第164話 嫌な予感

「……戸君……木戸……木戸君!!」


 何度も呼ばれ、Aはようやく目を覚ました。


 目の前に、傘をさした実鈴がしゃがみ込んでいた。


「……実鈴……?」


「何してるのこんなところで……雪降ってるのよ……?」


「ああ……」


 Aは曖昧な返事をしながら縁に設置されている柵をつかんで立ち上がった。頭が回らない。どうして自分がこんな天気の中倒れていたのか思い出せない。そして、なぜか左脇腹が痛い。


「何でここに……」


「渡部君達から連絡があったのよ」


「そうか……」


 Aは左脇腹を擦りながらまだ少しぼやける視界で周りを見渡した。


 Tはもう起きていて、まだ気絶しているUをひさしの下に移動させていた。すでに庇の下に運ばれているRもまだ気絶している。

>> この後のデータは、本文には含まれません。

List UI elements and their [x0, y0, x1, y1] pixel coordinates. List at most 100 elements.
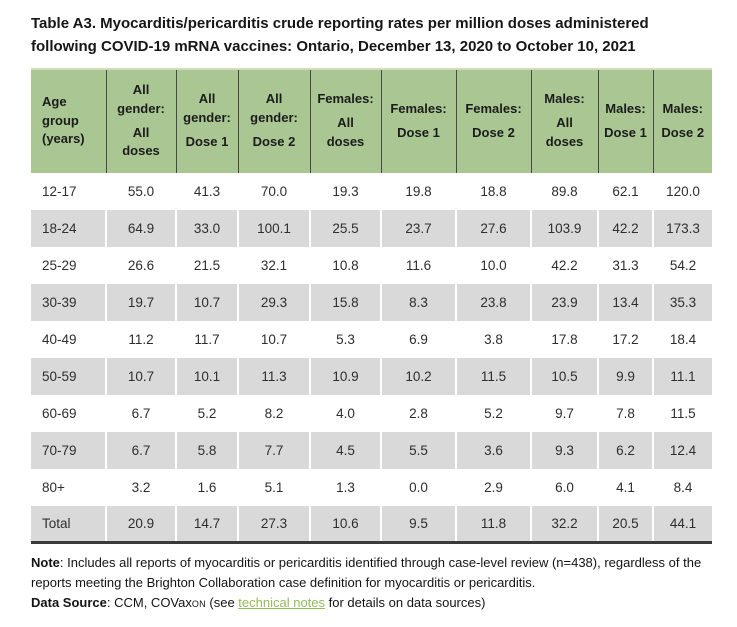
column-header-sublabel: All doses [545, 115, 584, 149]
rate-value-cell: 10.0 [455, 246, 531, 284]
technical-notes-link[interactable]: technical notes [238, 595, 326, 611]
column-header-sublabel: Dose 2 [472, 124, 515, 140]
rate-value-cell: 100.1 [237, 209, 310, 247]
data-source-label: Data Source [31, 595, 107, 611]
rate-value-cell: 8.3 [380, 283, 456, 321]
rate-value-cell: 7.8 [597, 394, 653, 432]
rate-value-cell: 8.4 [652, 468, 712, 506]
rate-value-cell: 10.2 [380, 357, 456, 395]
rate-value-cell: 21.5 [175, 246, 238, 284]
rate-value-cell: 10.9 [309, 357, 381, 395]
column-header-sublabel: Dose 2 [661, 124, 705, 140]
rate-value-cell: 54.2 [652, 246, 712, 284]
rate-value-cell: 9.3 [530, 431, 598, 469]
rate-value-cell: 11.2 [105, 320, 176, 358]
table-body: 12-17 55.0 41.3 70.0 19.3 19.8 18.8 89.8 62.1 120… [31, 172, 712, 543]
rate-value-cell: 31.3 [597, 246, 653, 284]
rate-value-cell: 8.2 [237, 394, 310, 432]
table-title-line2: following COVID-19 mRNA vaccines: Ontari… [31, 38, 636, 56]
rate-value-cell: 10.1 [175, 357, 238, 395]
rate-value-cell: 10.5 [530, 357, 598, 395]
table-header-row: Age group (years) All gender: All doses All… [31, 67, 712, 173]
column-header-all-gender-dose-2: All gender: Dose 2 [237, 67, 310, 173]
rate-value-cell: 70.0 [237, 172, 310, 210]
rate-value-cell: 5.1 [237, 468, 310, 506]
rate-value-cell: 13.4 [597, 283, 653, 321]
column-header-males-dose-2: Males: Dose 2 [652, 67, 712, 173]
rate-value-cell: 41.3 [175, 172, 238, 210]
rate-value-cell: 19.8 [380, 172, 456, 210]
rate-value-cell: 64.9 [105, 209, 176, 247]
rate-value-cell: 103.9 [530, 209, 598, 247]
rate-value-cell: 173.3 [652, 209, 712, 247]
column-header-age-group: Age group (years) [31, 67, 106, 173]
rate-value-cell: 10.8 [309, 246, 381, 284]
rate-value-cell: 20.9 [105, 505, 176, 543]
table-title: Table A3. Myocarditis/pericarditis crude… [31, 12, 713, 59]
rate-value-cell: 11.8 [455, 505, 531, 543]
data-source-text: Data Source: CCM, COVaxON (see technical… [31, 593, 713, 613]
rate-value-cell: 10.7 [175, 283, 238, 321]
column-header-label: Females: [465, 100, 522, 116]
table-row: 30-39 19.7 10.7 29.3 15.8 8.3 23.8 23.9 13.4 35.3 [31, 283, 712, 321]
column-header-label: Males: [662, 100, 703, 116]
rate-value-cell: 17.2 [597, 320, 653, 358]
rate-value-cell: 55.0 [105, 172, 176, 210]
rate-value-cell: 15.8 [309, 283, 381, 321]
rate-value-cell: 44.1 [652, 505, 712, 543]
rate-value-cell: 27.3 [237, 505, 310, 543]
table-title-line1: Table A3. Myocarditis/pericarditis crude… [31, 15, 649, 32]
column-header-label: Males: [605, 100, 646, 116]
rate-value-cell: 0.0 [380, 468, 456, 506]
data-source-mid: (see [205, 595, 239, 611]
column-header-males-all-doses: Males: All doses [530, 67, 598, 173]
data-source-post: for details on data sources) [325, 595, 486, 611]
rate-value-cell: 11.5 [652, 394, 712, 432]
rate-value-cell: 6.0 [530, 468, 598, 506]
rate-value-cell: 9.7 [530, 394, 598, 432]
rate-value-cell: 20.5 [597, 505, 653, 543]
table-row: 40-49 11.2 11.7 10.7 5.3 6.9 3.8 17.8 17.2 18.4 [31, 320, 712, 358]
rate-value-cell: 10.7 [105, 357, 176, 395]
rate-value-cell: 9.5 [380, 505, 456, 543]
myocarditis-rates-table: Age group (years) All gender: All doses All… [31, 67, 712, 544]
rate-value-cell: 29.3 [237, 283, 310, 321]
covaxon-subscript: ON [191, 599, 206, 610]
age-group-cell: 40-49 [42, 331, 77, 347]
rate-value-cell: 25.5 [309, 209, 381, 247]
rate-value-cell: 18.4 [652, 320, 712, 358]
table-row: 50-59 10.7 10.1 11.3 10.9 10.2 11.5 10.5 9.9 11.1 [31, 357, 712, 395]
age-group-cell: 25-29 [42, 257, 77, 273]
rate-value-cell: 1.3 [309, 468, 381, 506]
rate-value-cell: 120.0 [652, 172, 712, 210]
table-row: 18-24 64.9 33.0 100.1 25.5 23.7 27.6 103.9 42.2 1… [31, 209, 712, 247]
table-row: Total 20.9 14.7 27.3 10.6 9.5 11.8 32.2 20.5 44.1 [31, 505, 712, 543]
column-header-sublabel: Dose 1 [185, 133, 229, 149]
rate-value-cell: 3.8 [455, 320, 531, 358]
rate-value-cell: 5.2 [455, 394, 531, 432]
rate-value-cell: 32.2 [530, 505, 598, 543]
rate-value-cell: 6.7 [105, 394, 176, 432]
table-row: 60-69 6.7 5.2 8.2 4.0 2.8 5.2 9.7 7.8 11.5 [31, 394, 712, 432]
column-header-sublabel: All doses [326, 115, 365, 149]
rate-value-cell: 2.8 [380, 394, 456, 432]
rate-value-cell: 10.6 [309, 505, 381, 543]
rate-value-cell: 4.0 [309, 394, 381, 432]
note-label: Note [31, 555, 60, 570]
rate-value-cell: 6.9 [380, 320, 456, 358]
rate-value-cell: 5.2 [175, 394, 238, 432]
rate-value-cell: 27.6 [455, 209, 531, 247]
column-header-label: All gender: [183, 91, 231, 126]
table-row: 25-29 26.6 21.5 32.1 10.8 11.6 10.0 42.2 31.3 54.… [31, 246, 712, 284]
rate-value-cell: 12.4 [652, 431, 712, 469]
age-group-cell: 80+ [42, 479, 65, 495]
rate-value-cell: 42.2 [597, 209, 653, 247]
rate-value-cell: 11.3 [237, 357, 310, 395]
column-header-sublabel: Dose 1 [397, 124, 440, 140]
age-group-cell: 50-59 [31, 357, 106, 395]
column-header-label: Females: [317, 91, 374, 107]
rate-value-cell: 23.7 [380, 209, 456, 247]
column-header-label: All gender: [250, 91, 298, 126]
rate-value-cell: 11.7 [175, 320, 238, 358]
column-header-females-all-doses: Females: All doses [309, 67, 381, 173]
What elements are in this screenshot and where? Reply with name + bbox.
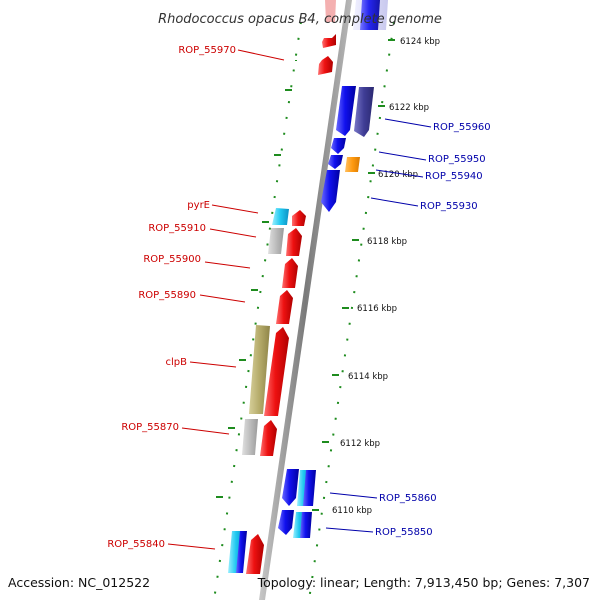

「……ねえ、これ落ちてたんだけど……何かあったの?」


 そう訊く実鈴の手にはXの仮面がある。


「――!!」


 それを見た瞬間、Aの脳裏に記憶が鮮やかに蘇った。


「高山君は――」


「実鈴! 翔太見なかったか!?」


 Aは実鈴の言葉を遮り、実鈴の肩をつかんで尋ねた。


「え、み、見てないけど……」


 実鈴は突然反応したAの勢いに戸惑いながら答えた。


「……くそっ!」


 返答を聞いたAは右拳を思い切り柵に叩きつけた。ガシャン! と大きな音が鳴り、Tがビクリと肩を跳ね上げる。


「あいつ……!」


 その時、Aの視界の隅で何かが光った。見ると、銀色のなにかが雪に半分埋もれていた。


「……?」


 歩み寄って拾い上げると、それは翔太のペンダントだった。そばにはAの通信機も落ちている。


「え、それ、高山君のじゃ……」


「……――!!」


 脳裏に稲妻が走る。Aは瞬間的に翔太の行動の意味を悟った。


 自分を気絶させる前に通信機を弾き飛ばした意味も、自分達を裏切った演技の意味も。


「……あのばかっ!!」


 ロケットを握りしめ、思わず大声で叫んでしまう。


 ――まさか本当に、自分を犠牲にするなんて。


 今日、Aがターゲットのないビルに来たのは、嫌な予感がしたからだ。翔太がいなくなってしまうような、そんな予感が。杞憂であってほしいと願いながらも、Kに頼んで探してもらった。


 その予感が、当たってしまった。


 Aはギリッと奥歯を噛みしめると拳を地面に叩きつけた。


「あいつは……奴らの所に……くそっ……くそぉぉぉ!!」


 Aの慟哭は雪の舞う真っ暗な空に虚しく響いた――



 翔太は薄暗い小さな部屋にいた。部屋の隅で膝に顔を埋め、うずくまっている。


「――それで、なんのつもりだ? 高山」


 唐突に扉を開け、入ってきたベクルックスが言うと、翔太はゆっくりと顔を上げた。


「……木戸君達のことなら、知らない。僕は独りで行くつもりだった。木戸君達の前でそのまま行くわけにもいかなくて、不本意だけどあんな演技したんだ。……もう、お前達の好きにしてくれ」


 ベクルックスは疲れたように言い放った翔太をじっと見つめた。